I don't know of anything else that will behave exactly that way... but I'm not exactly an SME, to put it charitably.  If it's a hoax, which my money says it is, it's an inexplicably-deliberate one that will torpedo numerous careers at the institution involved.

[BrianHG]

It maintains its distance when he stops moving the magnet.

Agreed, though, almost everything about this screams "Hoax."  Hence the choice of forum.  I hope I'm wrong, of course!

LOL, it only looks that way because of when the video starts, the magnet is already in motion. 

Note that the polarity of the magnet has been reversed between those two timestamps. 

... Lenz's Law doesn't care about magnetic polarity...
Ok, enough, I'm out...

[gnuarm]

It looks like they already published their claim in what appears to be a rather obscure Korean journal a couple of months ago (http://doi.org/10.6111/JKCGCT.2023.33.2.061). Which is ... let's just say, it seems like a weird thing to do for something of this magnitude.

In any case, this would be such a big deal, even if it were published in Nature, I would definitely want to wait for several others to replicate the results.

One of the videos shows what appears to be a brittle material.  Does anyone know how this can be used in practical applications?

[Marco]

Thin films could be flexible enough.

[gnuarm]

Thin films could be flexible enough.

Is there any reason to expect this material could be formed into a thin film?

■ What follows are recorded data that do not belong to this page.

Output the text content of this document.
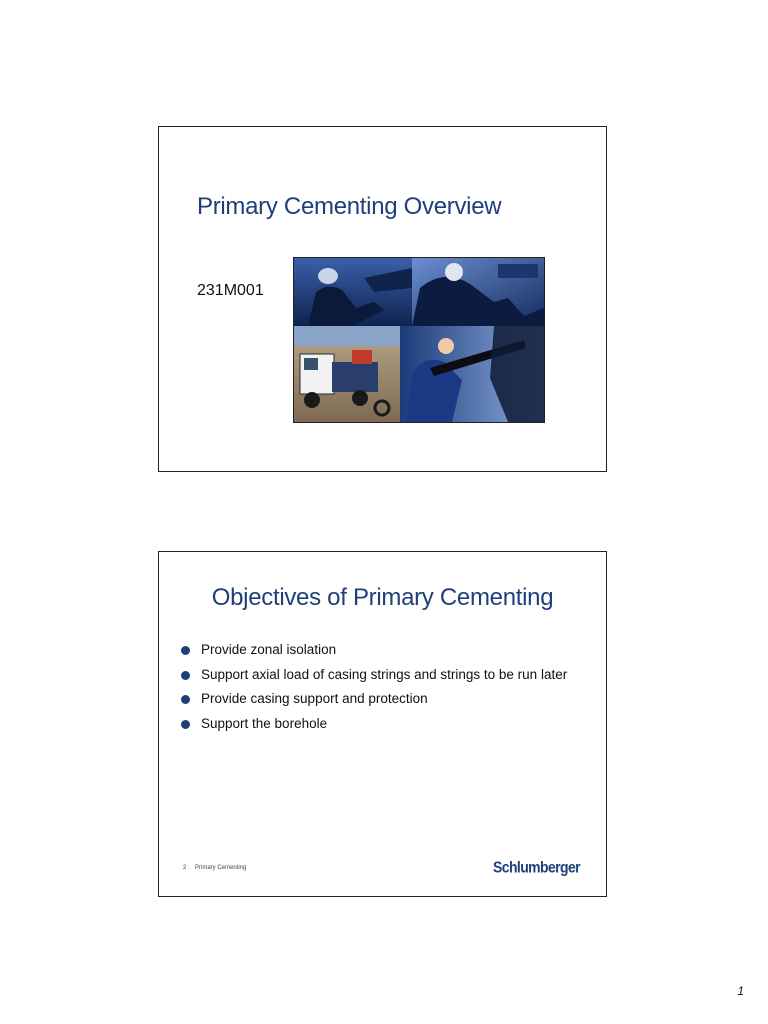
Primary Cementing Overview
231M001
Objectives of Primary Cementing
Provide zonal isolation
Support axial load of casing strings and strings to be run later
Provide casing support and protection
Support the borehole
2 Primary Cementing	Schlumberger
1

Superconduction has limits on various factors, so I believe there is still minimum sizes required depending on the application.

[Marco]

The paper said they had a thin film.

Though just using glass for a thin film and magically getting the same properties as the bulk material adds to the unbelievability.

[rteodor]

Just 4 news bellow this one: "Another Retraction Imminent for Controversial Physicist" [...] "who has made controversial claims about discovering room-temperature superconductors".

[AndyBeez]

Scientist makes shocking new discovery that venture capital burns at room temperature.

Now trending on X.

[AndyC_772]

Now trending on X.

Indeed!

https://twitter.com/Rainmaker1973/status/1684218600456876032

[dzseki]

Here are links for the actual paper(s):
https://arxiv.org/ftp/arxiv/papers/2307/2307.12037.pdf

https://arxiv.org/ftp/arxiv/papers/2307/2307.12008.pdf

They do show super conducting property at room temperature indeed, the critical current is around 250mA though.